Cover band SaMPLE MINDS are looking for a web-designer to put together a website. All the content has been prepared (including Steve's Journal) - they just need someone to make it look lovely and put it on this Interweb thing. E-mail Simon Hayward if you can help.

SaMPLE MINDS may also be supporting Then Jerico on tour. So keep an eye out for that.




Of course, the album which everyone is talking about, and is the current topic of every discussion, is erm... New Gold Dream (81,82,83,84).
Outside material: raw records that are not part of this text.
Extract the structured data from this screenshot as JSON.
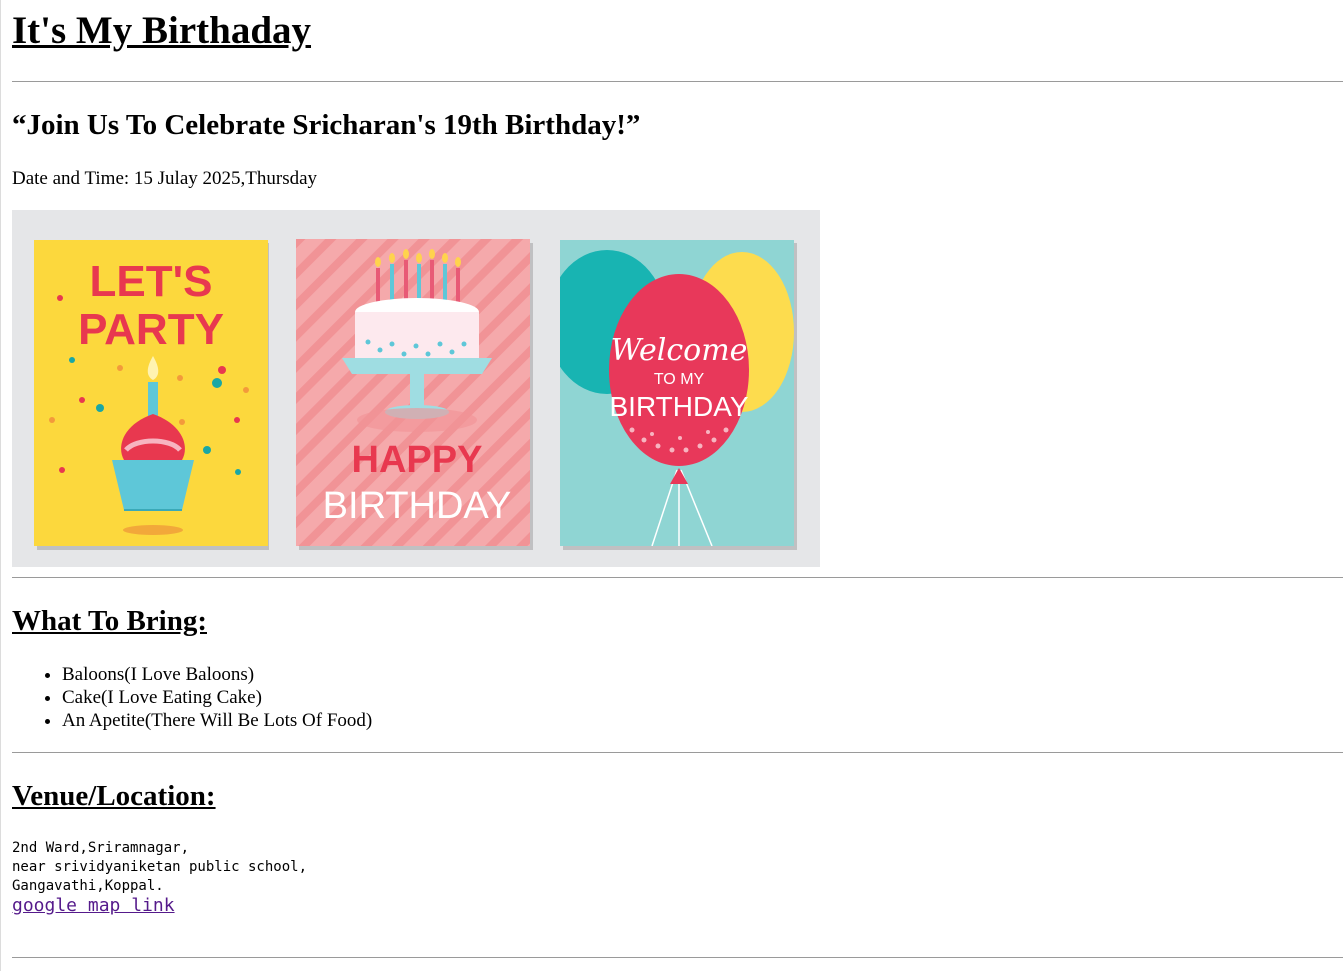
{
  "page": {
    "title": "It's My Birthaday",
    "invitation": "“Join Us To Celebrate Sricharan's 19th Birthday!”",
    "date_time": "Date and Time: 15 Julay 2025,Thursday"
  },
  "banner": {
    "card1": {
      "line1": "LET'S",
      "line2": "PARTY",
      "background": "#fcd83d"
    },
    "card2": {
      "line1": "HAPPY",
      "line2": "BIRTHDAY",
      "background": "#f5a9ab"
    },
    "card3": {
      "line1": "Welcome",
      "line2": "TO MY",
      "line3": "BIRTHDAY",
      "background": "#8fd5d3"
    }
  },
  "bring": {
    "heading": "What To Bring:",
    "items": [
      "Baloons(I Love Baloons)",
      "Cake(I Love Eating Cake)",
      "An Apetite(There Will Be Lots Of Food)"
    ]
  },
  "venue": {
    "heading": "Venue/Location:",
    "address": "2nd Ward,Sriramnagar,\nnear srividyaniketan public school,\nGangavathi,Koppal.",
    "link_text": "google map link",
    "link_color": "#551a8b"
  }
}
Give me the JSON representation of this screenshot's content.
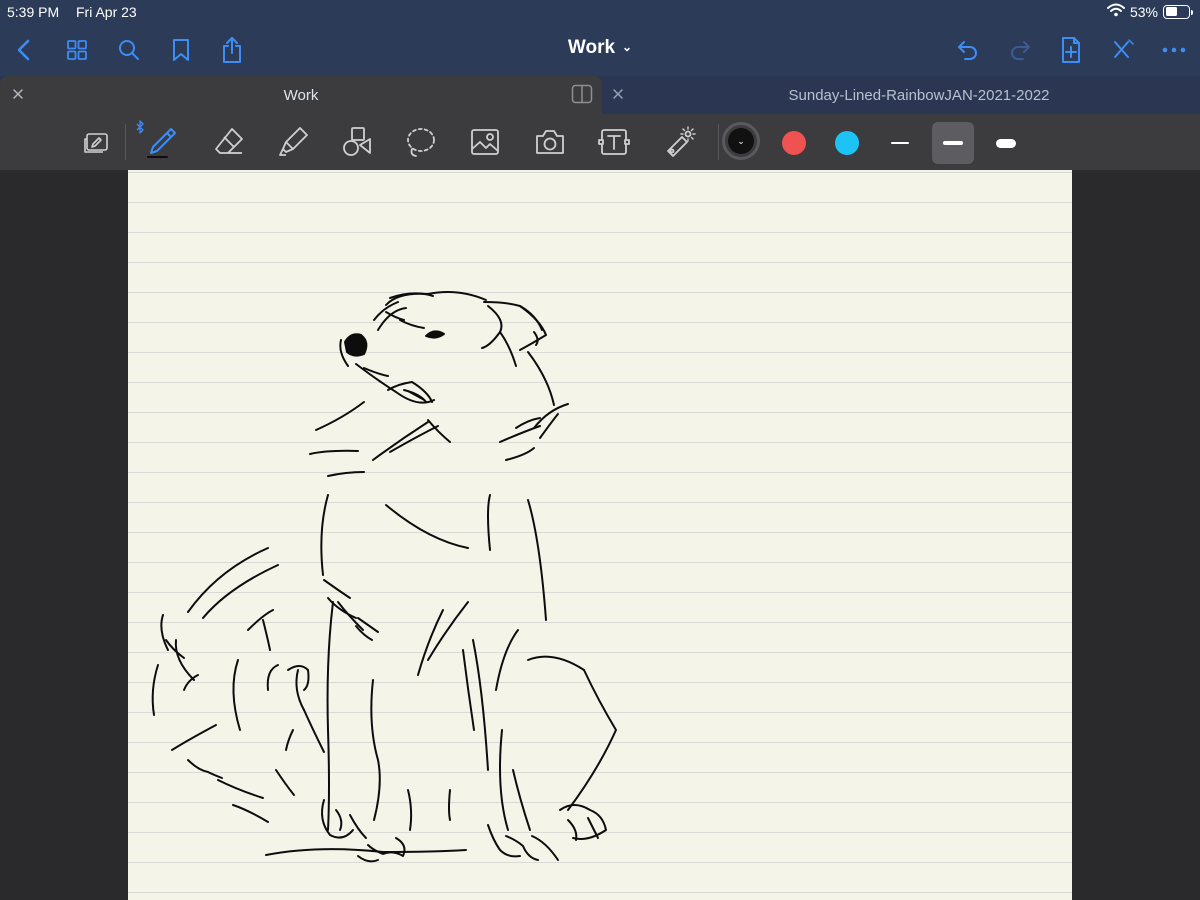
{
  "status_bar": {
    "time": "5:39 PM",
    "date": "Fri Apr 23",
    "battery_percent": "53%",
    "battery_level": 0.53,
    "wifi_icon": "wifi-icon"
  },
  "nav_bar": {
    "title": "Work",
    "left_icons": [
      "back-chevron-icon",
      "grid-icon",
      "search-icon",
      "bookmark-icon",
      "share-icon"
    ],
    "right_icons": [
      "undo-icon",
      "redo-icon",
      "add-page-icon",
      "close-pen-icon",
      "more-icon"
    ],
    "accent_color": "#3d8df5"
  },
  "tabs": [
    {
      "label": "Work",
      "active": true
    },
    {
      "label": "Sunday-Lined-RainbowJAN-2021-2022",
      "active": false
    }
  ],
  "toolbar": {
    "tools": [
      "read-mode-icon",
      "pen-icon",
      "eraser-icon",
      "highlighter-icon",
      "shapes-icon",
      "lasso-icon",
      "image-icon",
      "camera-icon",
      "text-icon",
      "laser-pointer-icon"
    ],
    "selected_tool": "pen-icon",
    "bluetooth_icon": "bluetooth-icon",
    "colors": [
      "#111111",
      "#f05151",
      "#1ec3f5"
    ],
    "selected_color": "#111111",
    "stroke_widths": [
      "thin",
      "medium",
      "thick"
    ],
    "selected_width": "medium"
  },
  "canvas": {
    "paper_color": "#f5f4e9",
    "line_color": "#d9dad6",
    "content": "sketch of a sitting dog"
  }
}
So think www.swagshop.com who are offering a rather tasty red T-shirt with the heart-and-rays design on the front with the album's title near the bottom. Far, far nicer than those Our Secret Are The Same T-shirts.




Jim gets interviewed on Dutch TV here. And they've received an excellent review in a Dutch newspaper - saviours of the festival apparently.




Plus a new 80s DVD compilation of live material has appeared. Simple Minds are represented by Alive And Kicking but I've got no idea which performance it is.